Obviously, there are limits to how many pay bonuses you can give out and if it’s direct money or store credits.
Directly asking for a peer bonus’ is not very “googly” (and yes, this is a term they use- in case you needed evidence of Google being a bit cultish).
There are companies who help do this “as a service”; https://bonusly.com/
It never ceases to amaze me how (early) big tech embraced and even promoted things that would have been considered "career limiting" in traditional big corporations.
Since that process is invisible to those being measured you never know details (and shouldn't as long as management is sane, and if isn't this the least of your concerns), but its not ignored and in this way it helps keeping people motivated to generally do good work.
How so?
To prevent obvious abuse, you need to provide a rationale, the receiver's manager must approve and there's a limit to how many you can dish out per quarter.

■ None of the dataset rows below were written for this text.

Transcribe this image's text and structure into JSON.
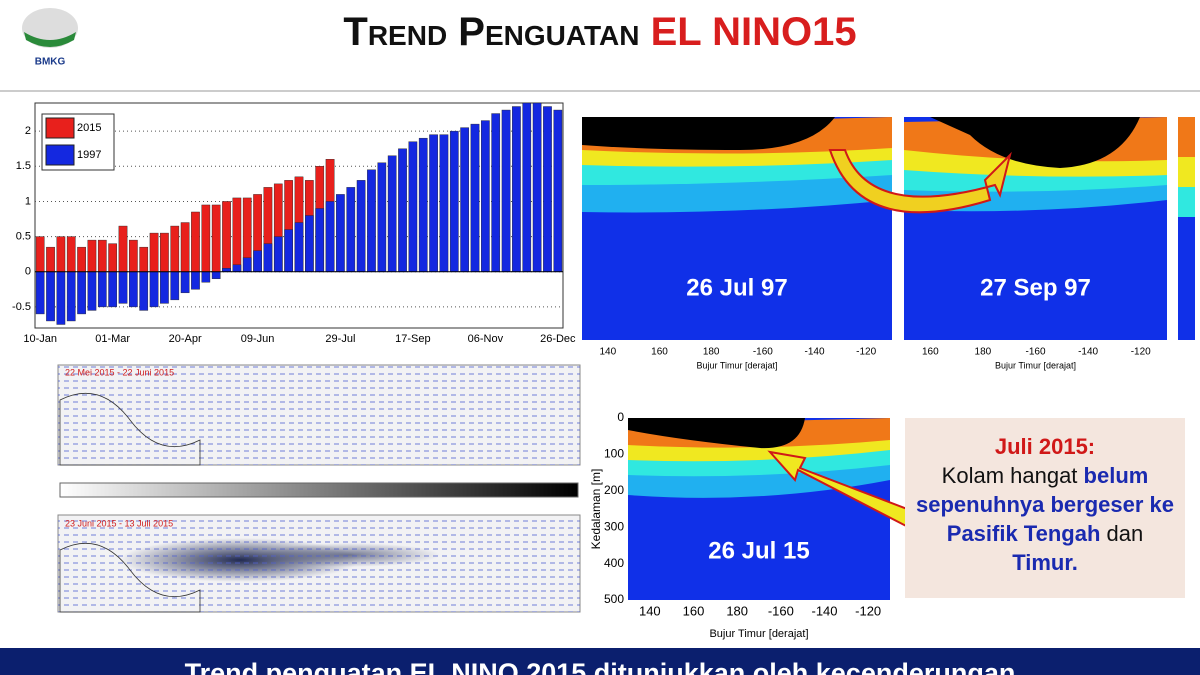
{
  "header": {
    "logo": "BMKG",
    "title_main": "Trend Penguatan",
    "title_accent": "EL NINO15"
  },
  "chart_data": {
    "type": "bar",
    "categories": [
      "10-Jan",
      null,
      null,
      null,
      null,
      null,
      null,
      "01-Mar",
      null,
      null,
      null,
      null,
      null,
      null,
      "20-Apr",
      null,
      null,
      null,
      null,
      null,
      null,
      "09-Jun",
      null,
      null,
      null,
      null,
      null,
      null,
      null,
      "29-Jul",
      null,
      null,
      null,
      null,
      null,
      null,
      "17-Sep",
      null,
      null,
      null,
      null,
      null,
      null,
      "06-Nov",
      null,
      null,
      null,
      null,
      null,
      null,
      "26-Dec"
    ],
    "series": [
      {
        "name": "2015",
        "color": "#e8201c",
        "values": [
          0.5,
          0.35,
          0.5,
          0.5,
          0.35,
          0.45,
          0.45,
          0.4,
          0.65,
          0.45,
          0.35,
          0.55,
          0.55,
          0.65,
          0.7,
          0.85,
          0.95,
          0.95,
          1.0,
          1.05,
          1.05,
          1.1,
          1.2,
          1.25,
          1.3,
          1.35,
          1.3,
          1.5,
          1.6,
          null,
          null,
          null,
          null,
          null,
          null,
          null,
          null,
          null,
          null,
          null,
          null,
          null,
          null,
          null,
          null,
          null,
          null,
          null,
          null,
          null,
          null
        ]
      },
      {
        "name": "1997",
        "color": "#1428e0",
        "values": [
          -0.6,
          -0.7,
          -0.75,
          -0.7,
          -0.6,
          -0.55,
          -0.5,
          -0.5,
          -0.45,
          -0.5,
          -0.55,
          -0.5,
          -0.45,
          -0.4,
          -0.3,
          -0.25,
          -0.15,
          -0.1,
          0.05,
          0.1,
          0.2,
          0.3,
          0.4,
          0.5,
          0.6,
          0.7,
          0.8,
          0.9,
          1.0,
          1.1,
          1.2,
          1.3,
          1.45,
          1.55,
          1.65,
          1.75,
          1.85,
          1.9,
          1.95,
          1.95,
          2.0,
          2.05,
          2.1,
          2.15,
          2.25,
          2.3,
          2.35,
          2.4,
          2.4,
          2.35,
          2.3
        ]
      }
    ],
    "ylim": [
      -0.8,
      2.4
    ],
    "yticks": [
      -0.5,
      0,
      0.5,
      1,
      1.5,
      2
    ],
    "grid": true,
    "legend": "top-left"
  },
  "panels": [
    {
      "label": "26 Jul 97",
      "xticks": [
        140,
        160,
        180,
        -160,
        -140,
        -120
      ],
      "xlabel": "Bujur Timur [derajat]"
    },
    {
      "label": "27 Sep 97",
      "xticks": [
        160,
        180,
        -160,
        -140,
        -120
      ],
      "xlabel": "Bujur Timur [derajat]"
    },
    {
      "label": "26 Jul 15",
      "xticks": [
        140,
        160,
        180,
        -160,
        -140,
        -120
      ],
      "xlabel": "Bujur Timur [derajat]",
      "yticks": [
        0,
        100,
        200,
        300,
        400,
        500
      ],
      "ylabel": "Kedalaman [m]"
    }
  ],
  "maps": [
    {
      "label": "22 Mei 2015 - 22 Juni 2015"
    },
    {
      "label": "23 Juni 2015 - 13 Juli 2015"
    }
  ],
  "note": {
    "heading": "Juli 2015:",
    "body": [
      "Kolam hangat ",
      "belum sepenuhnya bergeser ke Pasifik Tengah",
      " dan ",
      "Timur."
    ]
  },
  "footer": {
    "text": "Trend penguatan EL NINO 2015 ditunjukkan oleh kecenderungan"
  }
}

It is a social engineering technique to exploit more work without increasing wages. Just like "Employee of the Month" or a "Pizza Party."
Company I work for does this with gift cards as rewards. I was reprimanded because I sent an email to HR that this " gift" is as useful as a wet rage in the rain. I don't eat at restaurants that are franchises or have a ticker on Wall Street. Prefer local brick and mortar over Walmart and will never financial support Amazon.
If you want to truly honor my accomplishments, give me a raise or more PTO. Anything else is futile. That gift card to Walmart has 0 value towards a quality purchase like a RADAR or LiDAR development kit to learn more or such.
It technically requires manager approval but it's kind of a faux pas for a manager to deny one unless it's a duplicate.
Obviously there are other professions that share some of these characteristics, like sales. Or if you narrow down a goal or task to "save us money".
Funny way to spell "unpaid extra work".